Cry, beloved Motherland

Le Champ-de-Mars sera tristement désert en ce 12 mars 2023. Pas uniquement parce que le ‘Mauritius Turf Club’ (MTC) a été contraint de baisser les rideaux après 200 ans d’histoire de courses hippiques à cause d’une politique accapareuse et de copinage au sommet du gouvernement. Mais aussi et surtout parce qu’il ne vibrera pas au chant de l’hymne national au moment où nous célébrons les 55 ans de l’Indépendance, aujourd’hui. Le Champ-de-Mars, où le drapeau mauricien avait été hissé pour la toute première fois le 12 mars 1968, ne sera pas drapé aux couleurs de notre quadricolore alors qu’il a traditionnellement accueilli les célébrations officielles et protocolaires pendant plus d’un demi-siècle. C’est tout un symbole, voire même tout un pan de notre histoire, qui s’efface. Lentement mais surement. Et probablement délibérément.

Ce n’est que le jeudi 9 mars, soit trois jours avant l’Indépendance, qu’on a appris, après que le Conseil des ministres se soit exceptionnellement réuni ce jour-là, que la cérémonie du lever du drapeau aura lieu à la State House en ce dimanche, et ce en l’absence d’un invité officiel. On ne peut que se demander si ce manque d’égard pour une date si importante pour l’histoire de notre pays n’a pas un but précis : celui de censurer l’histoire du pays, en faisant abstraction de l’apport monumental de Sir Seewoosagur Ramgoolam pour l’obtention de notre indépendance en 1968. La question se pose puisque depuis un certain temps, les communiqués officiels du gouvernement, et même les reportages de la MBC, font mention, par exemple, de « l’aéroport de Plaisance » et du « jardin botanique de Pamplemousses » au lieu de « SSR International Airport » et de « SSR Botanical Garden » respectivement. Une façon somme toute très subtile de gommer le nom de SSR, et d’estomper l’histoire du pays.  
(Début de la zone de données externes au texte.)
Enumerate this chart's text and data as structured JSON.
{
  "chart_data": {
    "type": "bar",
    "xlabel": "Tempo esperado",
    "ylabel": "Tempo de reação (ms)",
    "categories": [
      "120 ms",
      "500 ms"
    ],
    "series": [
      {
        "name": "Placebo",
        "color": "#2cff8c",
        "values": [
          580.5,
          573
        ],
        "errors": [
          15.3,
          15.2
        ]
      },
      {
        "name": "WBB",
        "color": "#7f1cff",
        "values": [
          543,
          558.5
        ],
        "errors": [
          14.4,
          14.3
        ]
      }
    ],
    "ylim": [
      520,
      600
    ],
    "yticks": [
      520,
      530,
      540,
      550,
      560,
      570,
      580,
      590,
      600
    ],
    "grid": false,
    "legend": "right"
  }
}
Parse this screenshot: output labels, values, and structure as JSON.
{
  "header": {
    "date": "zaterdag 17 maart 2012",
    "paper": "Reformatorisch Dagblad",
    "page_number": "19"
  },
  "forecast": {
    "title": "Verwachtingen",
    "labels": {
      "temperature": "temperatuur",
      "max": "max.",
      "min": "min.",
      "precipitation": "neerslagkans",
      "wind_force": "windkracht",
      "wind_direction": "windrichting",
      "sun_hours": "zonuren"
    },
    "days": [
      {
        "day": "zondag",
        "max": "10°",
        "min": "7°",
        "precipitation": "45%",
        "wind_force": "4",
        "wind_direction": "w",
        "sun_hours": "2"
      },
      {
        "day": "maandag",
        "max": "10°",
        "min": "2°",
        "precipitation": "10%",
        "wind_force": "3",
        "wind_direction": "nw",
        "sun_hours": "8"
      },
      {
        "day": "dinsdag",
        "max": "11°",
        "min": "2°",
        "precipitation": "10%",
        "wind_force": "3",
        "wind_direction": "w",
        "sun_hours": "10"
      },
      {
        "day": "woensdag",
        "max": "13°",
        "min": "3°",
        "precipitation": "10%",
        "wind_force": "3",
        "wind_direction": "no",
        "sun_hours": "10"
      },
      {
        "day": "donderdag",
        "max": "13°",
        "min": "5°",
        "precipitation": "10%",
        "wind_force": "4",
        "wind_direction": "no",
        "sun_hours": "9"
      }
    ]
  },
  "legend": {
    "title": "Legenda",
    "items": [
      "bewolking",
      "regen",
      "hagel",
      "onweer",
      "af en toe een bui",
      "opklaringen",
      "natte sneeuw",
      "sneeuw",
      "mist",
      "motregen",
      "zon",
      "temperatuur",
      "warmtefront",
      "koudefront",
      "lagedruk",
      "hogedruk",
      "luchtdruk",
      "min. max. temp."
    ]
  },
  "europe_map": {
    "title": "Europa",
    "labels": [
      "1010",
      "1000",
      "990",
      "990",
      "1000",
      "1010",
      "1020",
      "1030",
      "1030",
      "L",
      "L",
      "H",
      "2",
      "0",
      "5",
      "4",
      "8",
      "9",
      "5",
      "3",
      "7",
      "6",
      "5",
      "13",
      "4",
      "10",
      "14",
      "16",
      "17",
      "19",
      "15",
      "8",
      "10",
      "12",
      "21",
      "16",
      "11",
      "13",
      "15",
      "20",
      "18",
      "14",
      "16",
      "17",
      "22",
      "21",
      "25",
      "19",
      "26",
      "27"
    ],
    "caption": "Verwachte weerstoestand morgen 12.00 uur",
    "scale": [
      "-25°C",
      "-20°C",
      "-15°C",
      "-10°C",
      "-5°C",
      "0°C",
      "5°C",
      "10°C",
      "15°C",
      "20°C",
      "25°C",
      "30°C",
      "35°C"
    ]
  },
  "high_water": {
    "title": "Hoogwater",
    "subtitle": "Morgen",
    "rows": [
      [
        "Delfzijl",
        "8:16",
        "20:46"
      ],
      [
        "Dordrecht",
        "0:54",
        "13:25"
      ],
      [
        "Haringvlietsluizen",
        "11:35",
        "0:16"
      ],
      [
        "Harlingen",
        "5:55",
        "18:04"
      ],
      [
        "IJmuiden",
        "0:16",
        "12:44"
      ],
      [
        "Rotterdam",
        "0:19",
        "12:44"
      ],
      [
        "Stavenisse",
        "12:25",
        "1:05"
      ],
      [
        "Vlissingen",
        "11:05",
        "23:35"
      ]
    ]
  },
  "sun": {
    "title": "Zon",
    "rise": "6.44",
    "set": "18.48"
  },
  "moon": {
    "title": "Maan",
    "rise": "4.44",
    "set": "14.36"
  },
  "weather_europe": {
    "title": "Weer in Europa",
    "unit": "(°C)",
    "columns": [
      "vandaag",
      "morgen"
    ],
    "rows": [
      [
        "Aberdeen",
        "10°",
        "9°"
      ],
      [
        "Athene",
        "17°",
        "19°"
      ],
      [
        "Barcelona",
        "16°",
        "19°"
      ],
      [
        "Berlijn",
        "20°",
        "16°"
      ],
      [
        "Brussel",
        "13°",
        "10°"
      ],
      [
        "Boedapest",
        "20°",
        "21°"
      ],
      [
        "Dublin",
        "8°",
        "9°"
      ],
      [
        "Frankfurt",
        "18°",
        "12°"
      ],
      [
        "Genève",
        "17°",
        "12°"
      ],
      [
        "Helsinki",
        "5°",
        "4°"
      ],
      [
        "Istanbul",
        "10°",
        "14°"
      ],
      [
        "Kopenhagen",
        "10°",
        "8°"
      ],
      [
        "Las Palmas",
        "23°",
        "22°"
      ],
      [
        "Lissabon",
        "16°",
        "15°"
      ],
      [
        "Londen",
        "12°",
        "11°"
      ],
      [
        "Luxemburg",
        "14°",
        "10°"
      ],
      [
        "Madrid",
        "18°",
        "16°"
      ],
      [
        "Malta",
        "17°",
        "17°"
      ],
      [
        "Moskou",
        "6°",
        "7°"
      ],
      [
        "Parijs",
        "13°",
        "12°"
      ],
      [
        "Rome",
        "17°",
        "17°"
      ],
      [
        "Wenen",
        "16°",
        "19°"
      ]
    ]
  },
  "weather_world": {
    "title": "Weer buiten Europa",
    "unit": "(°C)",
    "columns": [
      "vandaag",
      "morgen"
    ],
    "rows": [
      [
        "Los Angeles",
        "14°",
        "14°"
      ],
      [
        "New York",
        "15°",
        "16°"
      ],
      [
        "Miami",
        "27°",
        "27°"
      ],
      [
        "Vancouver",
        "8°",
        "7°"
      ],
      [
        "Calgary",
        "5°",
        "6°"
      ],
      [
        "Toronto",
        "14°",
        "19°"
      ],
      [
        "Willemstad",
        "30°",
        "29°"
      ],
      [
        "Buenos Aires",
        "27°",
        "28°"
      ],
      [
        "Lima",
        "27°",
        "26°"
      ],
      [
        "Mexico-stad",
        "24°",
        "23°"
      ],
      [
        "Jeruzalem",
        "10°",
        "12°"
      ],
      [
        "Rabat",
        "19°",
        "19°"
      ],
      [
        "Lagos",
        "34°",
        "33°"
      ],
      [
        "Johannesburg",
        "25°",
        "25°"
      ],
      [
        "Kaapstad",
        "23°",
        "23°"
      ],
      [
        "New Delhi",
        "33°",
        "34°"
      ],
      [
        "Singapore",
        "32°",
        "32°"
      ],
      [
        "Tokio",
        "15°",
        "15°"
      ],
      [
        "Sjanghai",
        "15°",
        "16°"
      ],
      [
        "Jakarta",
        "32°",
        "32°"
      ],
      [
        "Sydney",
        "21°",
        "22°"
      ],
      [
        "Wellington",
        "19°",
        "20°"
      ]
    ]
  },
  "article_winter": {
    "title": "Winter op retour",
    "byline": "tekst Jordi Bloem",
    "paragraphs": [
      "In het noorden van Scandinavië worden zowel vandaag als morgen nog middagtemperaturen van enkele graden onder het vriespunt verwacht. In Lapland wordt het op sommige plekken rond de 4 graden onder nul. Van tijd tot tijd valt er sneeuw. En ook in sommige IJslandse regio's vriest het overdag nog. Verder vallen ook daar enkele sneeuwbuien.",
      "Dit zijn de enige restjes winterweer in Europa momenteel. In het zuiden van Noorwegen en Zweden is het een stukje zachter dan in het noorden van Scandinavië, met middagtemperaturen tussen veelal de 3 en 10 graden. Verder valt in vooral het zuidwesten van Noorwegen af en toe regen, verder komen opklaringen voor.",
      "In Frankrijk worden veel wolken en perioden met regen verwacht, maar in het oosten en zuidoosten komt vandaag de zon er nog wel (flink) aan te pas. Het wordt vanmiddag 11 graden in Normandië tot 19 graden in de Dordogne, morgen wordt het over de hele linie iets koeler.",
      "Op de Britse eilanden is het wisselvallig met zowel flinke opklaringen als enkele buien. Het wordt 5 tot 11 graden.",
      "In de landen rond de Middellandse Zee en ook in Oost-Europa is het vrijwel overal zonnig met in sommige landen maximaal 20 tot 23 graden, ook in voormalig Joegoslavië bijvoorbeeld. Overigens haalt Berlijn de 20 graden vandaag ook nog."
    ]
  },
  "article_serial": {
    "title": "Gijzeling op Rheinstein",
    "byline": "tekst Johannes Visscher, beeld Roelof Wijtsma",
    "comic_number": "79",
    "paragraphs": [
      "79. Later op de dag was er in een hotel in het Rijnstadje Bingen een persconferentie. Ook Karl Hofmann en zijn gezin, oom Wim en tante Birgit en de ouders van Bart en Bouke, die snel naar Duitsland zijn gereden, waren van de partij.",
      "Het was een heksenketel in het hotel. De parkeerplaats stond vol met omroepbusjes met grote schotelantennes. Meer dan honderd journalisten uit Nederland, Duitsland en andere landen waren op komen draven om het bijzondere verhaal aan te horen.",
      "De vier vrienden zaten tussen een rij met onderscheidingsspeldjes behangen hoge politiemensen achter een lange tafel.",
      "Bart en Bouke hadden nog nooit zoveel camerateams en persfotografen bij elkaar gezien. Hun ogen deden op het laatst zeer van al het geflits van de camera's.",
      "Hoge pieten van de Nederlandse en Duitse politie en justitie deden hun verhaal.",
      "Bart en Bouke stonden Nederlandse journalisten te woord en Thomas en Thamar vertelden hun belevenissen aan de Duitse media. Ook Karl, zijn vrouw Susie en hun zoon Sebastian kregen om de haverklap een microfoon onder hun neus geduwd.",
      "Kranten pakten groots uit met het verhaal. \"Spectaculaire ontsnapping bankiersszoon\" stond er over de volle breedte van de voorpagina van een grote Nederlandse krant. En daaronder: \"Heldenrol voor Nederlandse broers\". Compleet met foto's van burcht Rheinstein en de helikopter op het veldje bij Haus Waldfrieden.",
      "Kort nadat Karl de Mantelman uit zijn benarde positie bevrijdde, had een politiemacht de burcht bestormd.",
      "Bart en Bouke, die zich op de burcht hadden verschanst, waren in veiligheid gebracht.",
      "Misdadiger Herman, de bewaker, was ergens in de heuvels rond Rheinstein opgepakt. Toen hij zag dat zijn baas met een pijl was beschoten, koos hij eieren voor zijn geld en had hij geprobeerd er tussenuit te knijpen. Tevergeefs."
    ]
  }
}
Et dire que nous nous indignons devant le manque, ou l’absence, de patriotisme de nos enfants. À qui la faute si on ne réagit pas quand il le faut ? Notre société est aujourd’hui à la dérive. En atteste la chanson honnie entonnée par un groupe d’élèves du collège Royal de Curepipe. L’ancien vice-Président Raouf Bundhun a raison de dire qu’il n’y a plus de « one people, one nation ». Notre société est plus que jamais fragmentée et divisée. La conséquence d’une politique divisionniste et communaliste prônée par le gouvernement MSM, avec le soutien de certains groupes extrémistes. Même les paroles « in peace, justice and liberty » sonnent désormais faux. Notre quiétude et notre sécurité sont plus que jamais menacées par l’insécurité grandissante, les vols, les crimes, la drogue, la corruption, le blanchiment d’argent. La justice et la méritocratie ne font plus que pâle figure devant le népotisme, la discrimination et le favoritisme, fut-il pour les recrutements dans le service civil, les nominations à des postes clés ou dans l’octroi des contrats publics. Nos libertés, qu’elles soient d’expression ou de mouvement, ne tiennent plus qu’à un fil, les lois régressives et la police répressive étant mises à contribution pour sanctionner toute forme de contestation.

De jour en jour, nous glissons dangereusement vers une autocratie. Le récent rapport de V-Dem cite d’ailleurs Maurice parmi les douze pays autocratiques, aux côtés de Bénin, Botswana, Burkina Faso, Burundi, Tchad, Comores, Ghana, Côte d’Ivoire, Mali, Mozambique et Ouganda. « Democracy seems to hang on by a thread in Mauritius », souligne le rapport rendu public cette semaine. Maurice y est cité comme faisant partie des pays où la censure de la presse s’est aggravée durant ces dix dernières années. « Mauritius – once hailed as the only liberal democracy in Sub-Saharan Africa – recently introduced several regulations that restrict the work of broadcasting companies and journalists », note V-Dem. Pour rappel, c’est pour la troisième année consécutive que cette institution nous a placé sur une liste rouge en termes de démocratie. Mais le gouvernement s’en moque visiblement.

Le constat est dur en ce 12 mars. 55 ans après l’Indépendance, le pays fait face à d’énormes défis, tant sur le plan démocratique qu’économique et social. Il est paralysé par une crise institutionnelle où le Premier ministre est lui-même le premier fautif, irrespectueux qu’il est envers la séparation des pouvoirs, comme le démontre ses attaques à peine voilées contre le DPP. Notre pays est asphyxié par une économie parallèle caractérisée par la corruption, le blanchiment d’argent et le trafic de drogue, comme en témoigne l’affaire Franklin. Le pays est à genoux. La population souffre atrocement. Cry, beloved Motherland.